Recovery could take years
Animals that do manage to escape a major forest fire could struggle to survive in their new location, said Côté.
“They’re used to a certain habitat. So they have to find a new place, they have to find the resources they need,” said Côté.
But they will be new arrivals in an already established ecosystem and will have to compete for resources.
“If their food sources have burned, they have to find new sources and for some species it takes a lot of time to learn it.”
He says typically wildfires last days to weeks, but with Quebec’s current fires possibly lasting into the summer, it “may take years for the habitat to recover.”
After the fire: some insects help, others invade
Maxim Larrivée, the director of the Montreal Insectarium, says insects can play a major role in regenerating a forest after a fire, helping decompose the charred trees.
Some species flourish if their predators have left the area.
“There will be no animal, no parasites that can attack them because they’ve been killed by the wildfire,” said Larrivée. “So they’ll be able to reproduce and their population will grow faster,” said Larrivée.
While insects are normally an important food source for other species, the overabundance of some insects can result in a cycle that worsens future wildfires.
“In this case, epidemics of spruce budworm and of other insects that could kill patches of forest and then turn them into fuel for future wildfires,” said Larrivée.
“That creates more fuel for those fires to burn even longer, burn even more intensively and those epidemics [of insect species] have been bigger and bigger because the conditions [are] created by the spruce budworm.”

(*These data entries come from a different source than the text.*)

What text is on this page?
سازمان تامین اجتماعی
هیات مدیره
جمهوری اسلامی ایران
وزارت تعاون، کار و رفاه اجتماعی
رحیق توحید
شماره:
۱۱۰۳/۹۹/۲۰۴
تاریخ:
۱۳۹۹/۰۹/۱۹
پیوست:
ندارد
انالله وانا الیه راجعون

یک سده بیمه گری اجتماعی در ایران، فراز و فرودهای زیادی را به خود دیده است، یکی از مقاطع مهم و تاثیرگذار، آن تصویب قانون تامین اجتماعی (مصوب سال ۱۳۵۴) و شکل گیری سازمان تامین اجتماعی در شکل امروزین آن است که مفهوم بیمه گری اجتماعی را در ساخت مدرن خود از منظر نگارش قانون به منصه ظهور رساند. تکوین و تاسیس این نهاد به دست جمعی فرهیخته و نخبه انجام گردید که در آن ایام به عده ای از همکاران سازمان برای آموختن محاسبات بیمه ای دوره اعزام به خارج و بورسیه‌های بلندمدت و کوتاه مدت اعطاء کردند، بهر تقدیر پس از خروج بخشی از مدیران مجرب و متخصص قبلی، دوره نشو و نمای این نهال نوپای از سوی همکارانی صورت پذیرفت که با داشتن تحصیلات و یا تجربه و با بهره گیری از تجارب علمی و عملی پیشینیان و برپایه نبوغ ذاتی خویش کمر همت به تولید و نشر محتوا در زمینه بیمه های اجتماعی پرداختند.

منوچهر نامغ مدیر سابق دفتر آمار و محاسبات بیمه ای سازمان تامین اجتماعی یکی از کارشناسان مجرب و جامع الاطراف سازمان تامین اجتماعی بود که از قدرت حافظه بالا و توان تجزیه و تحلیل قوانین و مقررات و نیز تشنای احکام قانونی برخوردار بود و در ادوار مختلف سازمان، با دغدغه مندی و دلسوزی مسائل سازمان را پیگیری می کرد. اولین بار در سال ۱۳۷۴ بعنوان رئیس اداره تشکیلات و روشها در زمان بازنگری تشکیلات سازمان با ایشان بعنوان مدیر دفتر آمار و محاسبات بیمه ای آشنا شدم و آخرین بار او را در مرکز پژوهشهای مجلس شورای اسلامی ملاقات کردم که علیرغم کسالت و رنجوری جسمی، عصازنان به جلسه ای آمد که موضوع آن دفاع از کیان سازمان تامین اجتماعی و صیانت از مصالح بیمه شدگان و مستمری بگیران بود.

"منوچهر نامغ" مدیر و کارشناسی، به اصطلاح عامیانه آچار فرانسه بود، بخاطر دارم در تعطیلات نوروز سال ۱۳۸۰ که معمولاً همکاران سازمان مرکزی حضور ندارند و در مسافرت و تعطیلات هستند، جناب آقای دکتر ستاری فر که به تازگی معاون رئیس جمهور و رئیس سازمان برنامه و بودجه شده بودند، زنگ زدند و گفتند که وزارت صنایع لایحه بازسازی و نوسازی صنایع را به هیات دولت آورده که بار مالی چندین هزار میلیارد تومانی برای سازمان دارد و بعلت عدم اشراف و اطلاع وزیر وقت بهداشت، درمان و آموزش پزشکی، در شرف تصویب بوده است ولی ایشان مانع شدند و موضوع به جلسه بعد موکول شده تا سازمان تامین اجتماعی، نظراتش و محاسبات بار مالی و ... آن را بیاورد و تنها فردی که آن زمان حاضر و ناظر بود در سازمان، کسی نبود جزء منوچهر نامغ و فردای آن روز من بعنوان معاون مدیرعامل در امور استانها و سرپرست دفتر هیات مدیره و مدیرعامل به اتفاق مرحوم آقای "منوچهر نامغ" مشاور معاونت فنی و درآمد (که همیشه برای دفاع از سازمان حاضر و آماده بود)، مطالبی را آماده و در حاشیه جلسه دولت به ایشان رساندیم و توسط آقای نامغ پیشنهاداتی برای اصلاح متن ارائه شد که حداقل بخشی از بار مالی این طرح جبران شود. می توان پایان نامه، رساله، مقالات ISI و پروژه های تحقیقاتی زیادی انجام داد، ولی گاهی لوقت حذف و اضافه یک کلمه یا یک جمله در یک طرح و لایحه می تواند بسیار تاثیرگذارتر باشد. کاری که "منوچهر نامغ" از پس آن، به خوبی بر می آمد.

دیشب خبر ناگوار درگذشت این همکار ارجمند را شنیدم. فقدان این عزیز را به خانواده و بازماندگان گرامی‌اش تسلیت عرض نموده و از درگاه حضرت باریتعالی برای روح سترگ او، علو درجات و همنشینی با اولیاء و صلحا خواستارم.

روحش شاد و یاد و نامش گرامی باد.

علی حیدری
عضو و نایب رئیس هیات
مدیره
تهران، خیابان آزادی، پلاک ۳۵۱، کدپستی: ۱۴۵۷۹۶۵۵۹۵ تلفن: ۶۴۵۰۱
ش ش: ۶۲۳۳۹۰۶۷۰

Frequent massive wildfires could destabilize the biodiversity of Quebec’s boreal forests, Larivée said.
“Boreal forests depend on what we call a mosaic of different types of habitat,” said Larrivée. “If you have more frequent, more intense and bigger wildfires, certain elements of old growth boreal forest will not exist on the landscape anymore.”
“Unfortunately those are all manifestations of climate change that as a scientific community, we have been warning society were going to happen,” said Larrivée.
“This is just another really unpleasant manifestation of what can happen if we don’t get our act together collectively.”